In contrast, because of the way premium tax credits are structured in the AHCA, namely a flat amount of money to use toward the purchase of insurance (as opposed to a cap on how much people are required to spend), more people—particularly more older, poorer people—would feel the impacts of rising premiums in the nongroup market.

Now, given the differences in how premium tax credits are constructed, why is the CBO saying the markets would also be stable in the AHCA? This is interesting as well. They argue that market stability would result from the combination of eliminating requirements that plans meet certain actuarial values (i.e., less robust health insurance coverage) and a younger mix of enrollees who are likely to sign up due to lower premiums. This explanation relates to the first point about lower average premiums. In other words, the market is likely to be stable because the sicker, older people are less likely to be part of it, since they will have been priced out of the market. This leaves the remaining insured population relatively younger and healthier—exactly the type of risk pool that insurance companies want to cover.

The CBO also suggests that the AHCA’s newly created Patient and State Stability Fund would stabilize the nongroup market. While the Patient and State Stability Fund could be used in a number of ways, the CBO estimates that states will predominantly use it to limit insurers’ costs due to very high claims of enrollees, which would encourage insurers to continue to offer coverage in the nongroup market. Again, this would provide further protection for insurance companies when they cover those relatively healthier people who happen to have a really high claim or get a really expensive diagnosis during the year. In other words, it protects insurance companies from taking on too much risk, and therefore, stabilizes the markets.

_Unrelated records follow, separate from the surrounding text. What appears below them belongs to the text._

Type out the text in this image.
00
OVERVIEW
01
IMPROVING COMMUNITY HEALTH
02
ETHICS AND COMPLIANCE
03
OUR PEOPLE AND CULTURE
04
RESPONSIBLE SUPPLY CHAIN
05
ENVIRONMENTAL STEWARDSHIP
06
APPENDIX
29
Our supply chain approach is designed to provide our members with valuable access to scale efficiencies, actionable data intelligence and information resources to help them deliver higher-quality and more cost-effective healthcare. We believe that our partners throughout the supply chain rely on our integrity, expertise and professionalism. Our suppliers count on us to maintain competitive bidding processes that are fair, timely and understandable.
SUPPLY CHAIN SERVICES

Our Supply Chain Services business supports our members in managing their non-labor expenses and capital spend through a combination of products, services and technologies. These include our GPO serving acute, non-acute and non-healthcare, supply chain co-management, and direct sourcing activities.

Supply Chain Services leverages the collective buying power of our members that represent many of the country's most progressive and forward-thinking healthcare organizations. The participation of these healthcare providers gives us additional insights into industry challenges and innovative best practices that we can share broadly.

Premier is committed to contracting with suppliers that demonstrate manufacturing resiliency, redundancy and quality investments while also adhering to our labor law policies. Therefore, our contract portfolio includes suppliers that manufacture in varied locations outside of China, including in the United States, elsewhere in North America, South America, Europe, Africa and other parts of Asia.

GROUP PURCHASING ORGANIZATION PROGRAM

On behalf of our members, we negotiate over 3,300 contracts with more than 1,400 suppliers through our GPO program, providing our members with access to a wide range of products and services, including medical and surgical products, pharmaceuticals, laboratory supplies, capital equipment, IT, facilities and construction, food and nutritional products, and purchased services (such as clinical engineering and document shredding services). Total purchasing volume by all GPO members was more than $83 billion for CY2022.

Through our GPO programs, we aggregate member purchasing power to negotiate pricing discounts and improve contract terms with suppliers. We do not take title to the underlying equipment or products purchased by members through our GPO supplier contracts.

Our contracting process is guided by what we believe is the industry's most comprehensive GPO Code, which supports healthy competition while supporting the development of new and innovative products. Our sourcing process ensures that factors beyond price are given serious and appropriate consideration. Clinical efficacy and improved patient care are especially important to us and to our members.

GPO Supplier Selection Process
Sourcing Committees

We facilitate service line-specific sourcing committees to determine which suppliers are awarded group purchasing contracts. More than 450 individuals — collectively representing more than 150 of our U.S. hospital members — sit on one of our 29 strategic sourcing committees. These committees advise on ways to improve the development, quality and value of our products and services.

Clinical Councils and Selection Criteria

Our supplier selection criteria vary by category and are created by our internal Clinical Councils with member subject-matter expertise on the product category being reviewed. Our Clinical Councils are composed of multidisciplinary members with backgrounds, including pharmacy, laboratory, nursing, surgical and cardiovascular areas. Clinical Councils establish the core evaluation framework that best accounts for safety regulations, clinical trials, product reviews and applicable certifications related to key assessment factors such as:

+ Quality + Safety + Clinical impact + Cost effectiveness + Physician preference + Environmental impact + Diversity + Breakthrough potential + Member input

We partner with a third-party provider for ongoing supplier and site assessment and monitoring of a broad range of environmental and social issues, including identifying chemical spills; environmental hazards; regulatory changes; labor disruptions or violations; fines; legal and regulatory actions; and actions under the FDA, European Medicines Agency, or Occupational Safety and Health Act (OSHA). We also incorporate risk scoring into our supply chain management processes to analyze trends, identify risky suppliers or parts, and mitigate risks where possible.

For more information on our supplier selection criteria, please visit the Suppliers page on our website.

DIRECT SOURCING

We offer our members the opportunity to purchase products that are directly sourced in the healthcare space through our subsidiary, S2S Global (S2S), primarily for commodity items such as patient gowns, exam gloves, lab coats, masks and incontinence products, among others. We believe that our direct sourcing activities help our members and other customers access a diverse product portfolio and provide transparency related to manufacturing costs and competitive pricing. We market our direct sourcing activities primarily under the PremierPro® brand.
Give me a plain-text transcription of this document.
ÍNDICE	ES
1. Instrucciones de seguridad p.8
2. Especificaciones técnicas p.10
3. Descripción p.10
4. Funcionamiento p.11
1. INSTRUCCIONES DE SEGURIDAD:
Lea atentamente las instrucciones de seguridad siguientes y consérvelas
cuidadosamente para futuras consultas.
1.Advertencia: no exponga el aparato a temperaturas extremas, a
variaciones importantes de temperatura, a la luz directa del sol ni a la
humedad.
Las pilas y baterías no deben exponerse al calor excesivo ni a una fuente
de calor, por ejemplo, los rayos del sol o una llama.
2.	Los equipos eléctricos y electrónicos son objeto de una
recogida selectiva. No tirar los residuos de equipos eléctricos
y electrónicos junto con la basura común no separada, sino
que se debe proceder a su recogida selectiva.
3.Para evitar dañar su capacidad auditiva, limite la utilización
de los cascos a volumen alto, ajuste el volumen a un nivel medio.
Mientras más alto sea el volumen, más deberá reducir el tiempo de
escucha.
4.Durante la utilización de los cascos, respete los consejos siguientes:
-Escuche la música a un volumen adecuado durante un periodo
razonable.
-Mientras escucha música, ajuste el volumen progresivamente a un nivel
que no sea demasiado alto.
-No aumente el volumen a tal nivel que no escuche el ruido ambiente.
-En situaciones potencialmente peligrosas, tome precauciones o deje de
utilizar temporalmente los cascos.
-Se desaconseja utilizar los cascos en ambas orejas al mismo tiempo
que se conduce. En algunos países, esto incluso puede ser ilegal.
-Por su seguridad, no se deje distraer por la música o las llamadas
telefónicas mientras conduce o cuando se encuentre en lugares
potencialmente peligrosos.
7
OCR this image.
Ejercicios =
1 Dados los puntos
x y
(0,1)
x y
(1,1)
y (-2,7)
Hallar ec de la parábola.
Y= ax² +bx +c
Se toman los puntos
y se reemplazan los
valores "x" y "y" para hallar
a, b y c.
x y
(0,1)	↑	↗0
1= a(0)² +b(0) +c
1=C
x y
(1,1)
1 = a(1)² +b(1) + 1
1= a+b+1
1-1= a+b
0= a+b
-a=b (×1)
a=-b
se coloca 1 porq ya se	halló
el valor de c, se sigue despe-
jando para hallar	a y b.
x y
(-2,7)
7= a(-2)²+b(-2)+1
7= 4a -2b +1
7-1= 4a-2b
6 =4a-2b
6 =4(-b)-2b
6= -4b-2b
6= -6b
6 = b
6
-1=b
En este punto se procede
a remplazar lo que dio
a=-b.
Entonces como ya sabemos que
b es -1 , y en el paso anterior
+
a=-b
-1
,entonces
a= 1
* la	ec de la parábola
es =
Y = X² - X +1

What are the Implications?

The differences in the construction of premium tax credits highlight three important points:

  1. The less robust government subsidies in the AHCA for older, sicker people make it more likely that they will be priced out of the market, thus bringing down average premiums among the relatively healthier insured population.
  2. Under current law, given that the government is taking on the burden of the majority of premium increases, the ACA nongroup market is not unstable as the Republicans would have you believe. Rather, higher premiums for those eligible for premium tax credits are picked up by the federal government.
  3. Clearly, the premium tax credits in the ACA cost more money (and in turn are of more value) relative to those offered in the AHCA. Thus, their elimination (and replacement with less robust age-based credits) contributes to some cost savings noted in the CBO report.

By all accounts, the CBO report is a bad sign for the AHCA. Keep an eye on any changes to the design of the premium tax credits as the bill moves through the House and Senate.